By the way, when I say “oh really” (another phrase the author mentions), it typically means that I have been listening and have likely learned something new from you, not that I don’t believe you. For “no problem” and “oh really,” I think tone and delivery are key to making them good phrases to use with customers.
However, on those phrases alone, I would not base my hiring decisions.
Thanks for taking the counterpoint to article.
Great article Kate – “My Pleasure” is a philosophy and a strategy. It is especially important in the hiring strategy to get the right people, with the right mindset – or philosophy – in the right job. A person may have the skills, but if they don’t have the right mindset (or morale), he/she will potentially erode your brand.
In addition, the concept of “My Pleasure” is just the right think to do. I talk about confidence builders and one of them is to be polite. Say, “please,” “thank you,” and… “my pleasure!”
Thanks Shep. Mindset including service and teamwork is critical to a brand’s success. Customer service is the heart of a brand in its customers hearts.
Grateful for your focus on its importance.
Best & warmest regards,
Kate
As a general manager of luxury resorts, I believed that the superior delivery of our service was the only real differentiator from our competitors. I constantly reminded our leadership team that it’s a lot easier to hire nice people than it is to train people to be nice. Consequently we did judge applicants favorably or unfavorably, in part, based on the candidates’ understanding and practice of common courtesy conveyed in their responses to our interview questions. “My pleasure” put the candidate in the plus column. While Micah Solomon is absolutely right that Ritz-Carlton made “My pleasure” synonymous with their brand, I am so old I remember, when first coming into the hospitality business, being instructed that we were to answer every phone call with “At Your Service” and ended every conversation with “My pleasure” or “You’re very welcome.” Since common courtesy is no longer so common these days, applicants who responded with “My pleasure” certainly stood out as potential hospitality superstars.
While “No problem” did not disqualify the candidate, once selected, we did let the new hire know that “No problem” was on our list of forbidden phrases along with “I don’t know” or “Okay”. We believed that some customers may perceive “No problem,” as “You weren’t as big a problem as I thought you’d be.” From an applicant, though, it was acceptable, much more than an “Uh-huh”, “Sure” or “You bet.”
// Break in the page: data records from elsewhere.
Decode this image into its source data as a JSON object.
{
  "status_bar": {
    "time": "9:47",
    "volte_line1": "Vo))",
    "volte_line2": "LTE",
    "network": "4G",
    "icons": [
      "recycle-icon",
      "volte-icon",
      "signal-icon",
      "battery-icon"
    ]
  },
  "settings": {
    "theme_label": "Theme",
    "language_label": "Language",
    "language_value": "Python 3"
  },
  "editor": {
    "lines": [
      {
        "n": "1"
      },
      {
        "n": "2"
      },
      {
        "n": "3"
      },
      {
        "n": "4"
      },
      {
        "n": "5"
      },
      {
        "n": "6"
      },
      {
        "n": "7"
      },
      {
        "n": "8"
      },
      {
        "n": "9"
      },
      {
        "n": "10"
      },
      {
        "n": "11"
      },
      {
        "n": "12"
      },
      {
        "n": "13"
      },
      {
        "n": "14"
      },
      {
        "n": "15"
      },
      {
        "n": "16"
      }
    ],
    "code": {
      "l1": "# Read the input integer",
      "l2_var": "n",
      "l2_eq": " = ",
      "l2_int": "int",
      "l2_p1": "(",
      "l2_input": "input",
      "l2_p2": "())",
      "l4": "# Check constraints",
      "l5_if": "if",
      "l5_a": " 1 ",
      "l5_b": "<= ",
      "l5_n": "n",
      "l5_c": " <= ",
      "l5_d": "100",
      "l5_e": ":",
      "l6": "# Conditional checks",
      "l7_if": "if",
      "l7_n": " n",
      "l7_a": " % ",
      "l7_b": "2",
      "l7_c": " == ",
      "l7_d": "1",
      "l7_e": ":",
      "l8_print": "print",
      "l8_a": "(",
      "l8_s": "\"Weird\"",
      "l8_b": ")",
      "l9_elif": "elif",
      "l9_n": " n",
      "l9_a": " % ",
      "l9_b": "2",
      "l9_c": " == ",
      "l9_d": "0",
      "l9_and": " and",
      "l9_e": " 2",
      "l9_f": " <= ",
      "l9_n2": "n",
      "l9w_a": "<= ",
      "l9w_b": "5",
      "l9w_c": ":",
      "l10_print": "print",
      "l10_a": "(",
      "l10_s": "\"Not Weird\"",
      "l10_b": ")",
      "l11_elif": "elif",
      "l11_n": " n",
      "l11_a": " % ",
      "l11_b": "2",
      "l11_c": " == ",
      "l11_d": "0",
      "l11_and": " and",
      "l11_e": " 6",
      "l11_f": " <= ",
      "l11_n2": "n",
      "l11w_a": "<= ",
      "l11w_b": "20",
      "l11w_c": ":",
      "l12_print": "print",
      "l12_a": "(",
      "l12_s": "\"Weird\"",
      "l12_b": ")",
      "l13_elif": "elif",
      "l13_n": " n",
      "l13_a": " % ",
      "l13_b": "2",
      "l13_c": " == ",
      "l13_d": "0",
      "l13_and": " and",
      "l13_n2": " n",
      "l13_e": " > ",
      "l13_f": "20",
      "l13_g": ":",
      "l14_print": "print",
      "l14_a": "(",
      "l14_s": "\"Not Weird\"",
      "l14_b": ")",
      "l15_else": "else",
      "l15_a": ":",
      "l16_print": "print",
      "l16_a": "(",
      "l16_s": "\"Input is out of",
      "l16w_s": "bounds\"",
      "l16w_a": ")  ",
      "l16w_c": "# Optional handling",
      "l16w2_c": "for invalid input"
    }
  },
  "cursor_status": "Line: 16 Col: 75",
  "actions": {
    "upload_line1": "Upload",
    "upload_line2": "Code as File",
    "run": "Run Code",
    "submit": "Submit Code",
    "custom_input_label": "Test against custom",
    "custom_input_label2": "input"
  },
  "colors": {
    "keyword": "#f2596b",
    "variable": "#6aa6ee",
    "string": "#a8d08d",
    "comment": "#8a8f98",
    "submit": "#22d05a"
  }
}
Ultimately, along with a candidate’s eye contact, genuine smile, and proper attire, a “My pleasure” attitude, as you pointed out, is a significant indicator of an individual’s potential as a hospitality superstar.
Thank you for sharing, Kate. You’re always offering insight on how we can deliver an exceptional customer experience.
My pleasure is music to my ears. No problem, not so much. Neither of those two words are positive. It’s amazing how many people say no problem. I would love to hear them replace that with my pleasure.